One factor motivating a Senate rebellion is the failure of the Iraqi government to make tangible progress on the "benchmarks" set by Congress that were to promote Iraqi national reconciliation. With an improved security situation, the Iraqi government was supposed to have the "breathing room" it needed to pass key legislation on power-sharing among the country's sectarian populations, and to tackle sectarian militias.
Still, supporters of the troop-buildup strategy say it is showing promising results, even if the Iraqi government has failed to move on the benchmarks set by Congress. "I always thought those were unreasonable benchmarks," said Frederick Kagan, one of the strategy's architects, at a Washington forum this week.
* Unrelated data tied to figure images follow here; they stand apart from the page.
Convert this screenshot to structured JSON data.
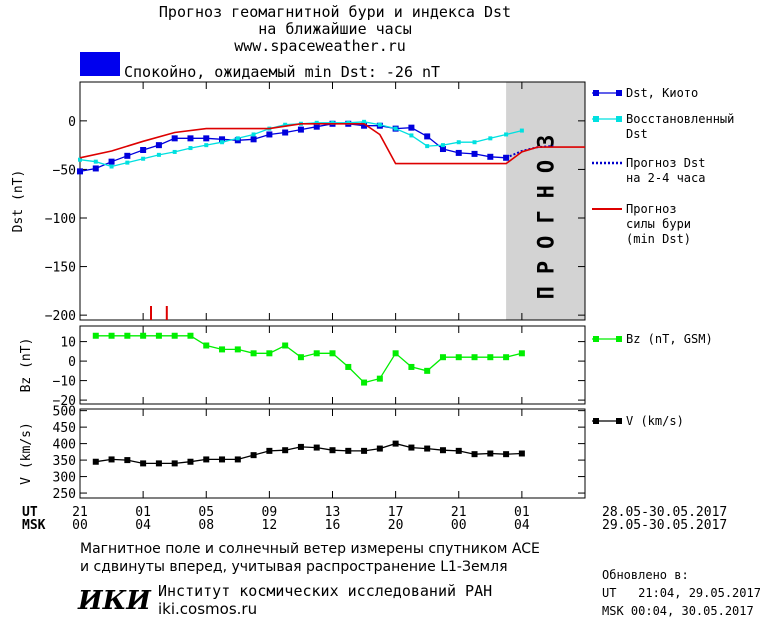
{
  "header": {
    "title_line1": "Прогноз геомагнитной бури и индекса Dst",
    "title_line2": "на ближайшие часы",
    "site": "www.spaceweather.ru",
    "status_color": "#0000ee",
    "status_text": "Спокойно, ожидаемый min Dst: -26 nT"
  },
  "chart_data": [
    {
      "type": "line",
      "panel": "dst",
      "ylabel": "Dst (nT)",
      "ylim": [
        -205,
        40
      ],
      "yticks": [
        0,
        -50,
        -100,
        -150,
        -200
      ],
      "xlim": [
        0,
        32
      ],
      "forecast_region": [
        27,
        32
      ],
      "forecast_label": "ПРОГНОЗ",
      "series": [
        {
          "name": "Dst, Киото",
          "color": "#0000dd",
          "x": [
            0,
            1,
            2,
            3,
            4,
            5,
            6,
            7,
            8,
            9,
            10,
            11,
            12,
            13,
            14,
            15,
            16,
            17,
            18,
            19,
            20,
            21,
            22,
            23,
            24,
            25,
            26,
            27
          ],
          "y": [
            -52,
            -49,
            -42,
            -36,
            -30,
            -25,
            -18,
            -18,
            -18,
            -19,
            -20,
            -19,
            -14,
            -12,
            -9,
            -6,
            -3,
            -3,
            -5,
            -5,
            -8,
            -7,
            -16,
            -29,
            -33,
            -34,
            -37,
            -38
          ]
        },
        {
          "name": "Восстановленный Dst",
          "color": "#00e0e0",
          "x": [
            0,
            1,
            2,
            3,
            4,
            5,
            6,
            7,
            8,
            9,
            10,
            11,
            12,
            13,
            14,
            15,
            16,
            17,
            18,
            19,
            20,
            21,
            22,
            23,
            24,
            25,
            26,
            27,
            28
          ],
          "y": [
            -40,
            -42,
            -47,
            -43,
            -39,
            -35,
            -32,
            -28,
            -25,
            -22,
            -18,
            -14,
            -8,
            -4,
            -3,
            -2,
            -2,
            -2,
            -1,
            -4,
            -8,
            -15,
            -26,
            -25,
            -22,
            -22,
            -18,
            -14,
            -10
          ]
        },
        {
          "name": "Прогноз Dst на 2-4 часа",
          "color": "#0000cc",
          "dashed": true,
          "x": [
            27,
            28,
            29,
            30
          ],
          "y": [
            -38,
            -31,
            -27,
            -26
          ]
        },
        {
          "name": "Прогноз силы бури (min Dst)",
          "color": "#dd0000",
          "x": [
            0,
            2,
            4,
            6,
            8,
            10,
            12,
            14,
            15,
            16,
            17,
            18,
            19,
            20,
            21,
            22,
            23,
            24,
            25,
            26,
            27,
            28,
            29,
            30,
            31,
            32
          ],
          "y": [
            -38,
            -31,
            -21,
            -12,
            -8,
            -8,
            -8,
            -3,
            -3,
            -3,
            -3,
            -3,
            -14,
            -44,
            -44,
            -44,
            -44,
            -44,
            -44,
            -44,
            -44,
            -32,
            -27,
            -27,
            -27,
            -27
          ]
        }
      ],
      "storm_markers_x": [
        4.5,
        5.5
      ],
      "storm_marker_color": "#dd0000"
    },
    {
      "type": "line",
      "panel": "bz",
      "ylabel": "Bz (nT)",
      "ylim": [
        -22,
        18
      ],
      "yticks": [
        10,
        0,
        -10,
        -20
      ],
      "xlim": [
        0,
        32
      ],
      "series": [
        {
          "name": "Bz (nT, GSM)",
          "color": "#00ee00",
          "x": [
            1,
            2,
            3,
            4,
            5,
            6,
            7,
            8,
            9,
            10,
            11,
            12,
            13,
            14,
            15,
            16,
            17,
            18,
            19,
            20,
            21,
            22,
            23,
            24,
            25,
            26,
            27,
            28
          ],
          "y": [
            13,
            13,
            13,
            13,
            13,
            13,
            13,
            8,
            6,
            6,
            4,
            4,
            8,
            2,
            4,
            4,
            -3,
            -11,
            -9,
            4,
            -3,
            -5,
            2,
            2,
            2,
            2,
            2,
            4
          ]
        }
      ]
    },
    {
      "type": "line",
      "panel": "v",
      "ylabel": "V (km/s)",
      "ylim": [
        235,
        505
      ],
      "yticks": [
        500,
        450,
        400,
        350,
        300,
        250
      ],
      "xlim": [
        0,
        32
      ],
      "series": [
        {
          "name": "V (km/s)",
          "color": "#000000",
          "x": [
            1,
            2,
            3,
            4,
            5,
            6,
            7,
            8,
            9,
            10,
            11,
            12,
            13,
            14,
            15,
            16,
            17,
            18,
            19,
            20,
            21,
            22,
            23,
            24,
            25,
            26,
            27,
            28
          ],
          "y": [
            345,
            352,
            350,
            340,
            340,
            340,
            345,
            352,
            352,
            352,
            365,
            378,
            380,
            390,
            388,
            380,
            378,
            378,
            385,
            400,
            388,
            385,
            380,
            378,
            368,
            370,
            368,
            370
          ]
        }
      ]
    }
  ],
  "time_axis": {
    "tick_x": [
      0,
      4,
      8,
      12,
      16,
      20,
      24,
      28,
      32
    ],
    "ut_label": "UT",
    "msk_label": "MSK",
    "ut_ticks": [
      "21",
      "01",
      "05",
      "09",
      "13",
      "17",
      "21",
      "01"
    ],
    "msk_ticks": [
      "00",
      "04",
      "08",
      "12",
      "16",
      "20",
      "00",
      "04"
    ],
    "ut_dates": "28.05-30.05.2017",
    "msk_dates": "29.05-30.05.2017"
  },
  "footer": {
    "line1": "Магнитное поле и солнечный ветер измерены спутником ACE",
    "line2": "и сдвинуты вперед, учитывая распространение L1-Земля",
    "logo": "ИКИ",
    "institute": "Институт космических исследований РАН",
    "institute_url": "iki.cosmos.ru",
    "updated_label": "Обновлено в:",
    "updated_ut": "UT   21:04, 29.05.2017",
    "updated_msk": "MSK 00:04, 30.05.2017"
  }
}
But the strategy is showing results in other ways, says Mr. Kagan, a military historian at the American Enterprise Institute in Washington. Political progress has been "significant" in the Sunni Arab community, he says, where tribal leaders have cut ties to Al Qaeda-associated groups and agreed to join the US in rooting them out of their communities. Local governments are taking advantage of improved security and taking action even if the national government isn't, he adds.
"Improvements in security and prospects for political progress: I still think that's what [General Petraeus] will come back with" in September, Kagan says. What all this means is that the 'surge' "may yet fail … but it hasn't yet."
But even these points of progress are being criticized by others. Some security experts are cautioning, for example, that the rallying of Sunni Arab tribes to the US side in the battle with Islamic extremists may constitute a short-term gain but could undermine other US goals in Iraq. The tribes are not pledging support for a strong national government, for one.
Skeptics also counter the "improved security" argument by pointing out that sectarian violence has ratcheted up in other parts of the country as US troops have focused on Baghdad and the Sunni-dominant Anbar Province. This suggests that in order for the troop buildup to really work, it would require several times more the additional troops.